その分サイレンススタートは自由にペースを作ることができる。

逃げ馬の勝率が低いダービーなので普段のペースで逃げるのか、それともペースを落としてタメ逃げの展開にするのかと考えられていたが、そのどちらでもない展開へーーー。


サイレンススタートと祐翠はさらにペースを上げていく。


「前走は春馬の馬の差しに気を取られすぎて小和田の馬に出し抜かれる情けない競馬をしてしまったが、今回はサイレンスの競馬する。」

「物理的に追いつかないタイムで走り切ればサイレンスが先頭でゴールを通過できるんだ!」



祐翠を見守る祐一調教師。

「それでいいぞ祐翠。」


珍念「ここでペースを上げるの?」

白浜「‥‥‥」



ペースを上げたサイレンススタートの1000mの通過タイムは。


「56.9秒!!!!!」


予想外の超ハイペースに競馬場内が騒然としだした。

衝撃のタイムに騒然とする観客たちだが2番手以下の馬たちは平均ペースで追走していた。

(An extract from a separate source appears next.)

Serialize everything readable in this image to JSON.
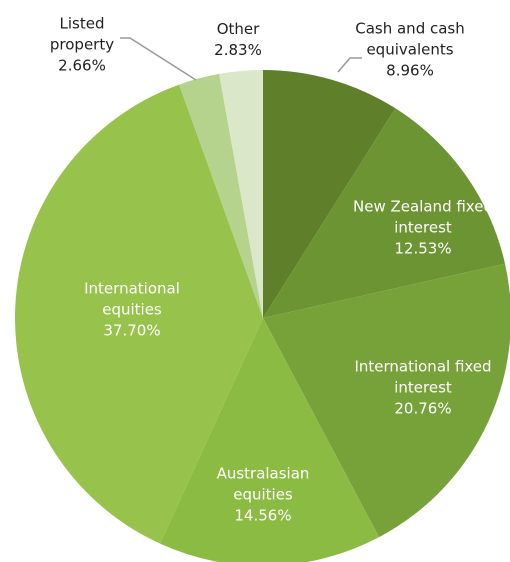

小和田「新馬戦じゃないんだぞ。初めて2400mを走る馬でそのペースは流石に無謀だろ?」


サイレンススタートがサイレンススズカの再来とデビュー前から言われていたのは、スズカの大ファンだった長田が近親配合を繰り返して誕生させたまさに長田の執念配合の末の待望の馬だったからだ。

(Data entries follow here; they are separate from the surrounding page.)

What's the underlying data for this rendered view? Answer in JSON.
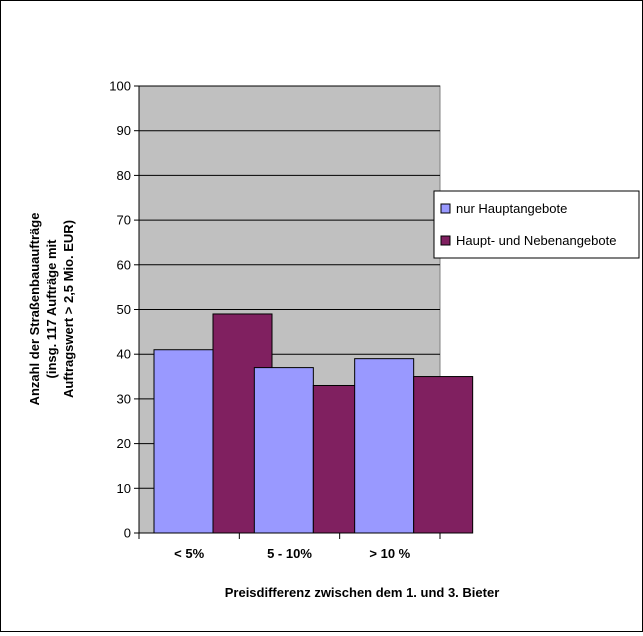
{
  "chart_data": {
    "type": "bar",
    "categories": [
      "< 5%",
      "5 - 10%",
      "> 10 %"
    ],
    "series": [
      {
        "name": "nur Hauptangebote",
        "values": [
          41,
          37,
          39
        ]
      },
      {
        "name": "Haupt- und Nebenangebote",
        "values": [
          49,
          33,
          35
        ]
      }
    ],
    "xlabel": "Preisdifferenz zwischen dem 1. und 3.  Bieter",
    "ylabel_lines": [
      "Anzahl der Straßenbauaufträge",
      "(insg. 117 Aufträge mit",
      "Auftragswert > 2,5 Mio. EUR)"
    ],
    "ylim": [
      0,
      100
    ],
    "yticks": [
      0,
      10,
      20,
      30,
      40,
      50,
      60,
      70,
      80,
      90,
      100
    ],
    "grid": true,
    "legend_position": "right",
    "colors": {
      "plot_background": "#c0c0c0",
      "series": [
        "#9999ff",
        "#802060"
      ],
      "gridline": "#000000"
    }
  }
}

長田オーナーはサイレンススズカの叶わなかった夢の続きをこの馬に見ている。

しかし鞍上の祐翠はそんな長田の思い以上にサイレンススタートの能力を信じていた。


「世間じゃサイレンススズカの再来と勝手に言われているけど、この馬は今までの競馬の歴史上でも最強。再来じゃなくて、サイレンススズカ以上の競走馬なんだ!」


1000mを通過しても依然ペースを下げる様子のない祐翠。

1番人気馬の大逃げというかつてない展開になっている日本ダービー。


他の有力馬は皆、差し追い込み馬だ、

この展開をその鞍上の騎手はどう見るのか?


小和田「このペースで奴のペースに合わせたら共倒れしちまう、これは動けないぞ。」


風切「祐翠の奴はめちゃくちゃ飛ばしてるが、俺はフラッシュフォワードを信じて走るだけだ。」


ジュニア「そんなペースで2400を逃げ切れる競走馬はいないぞ祐翠。」


他の有力馬は動かずにレースは進んでいく。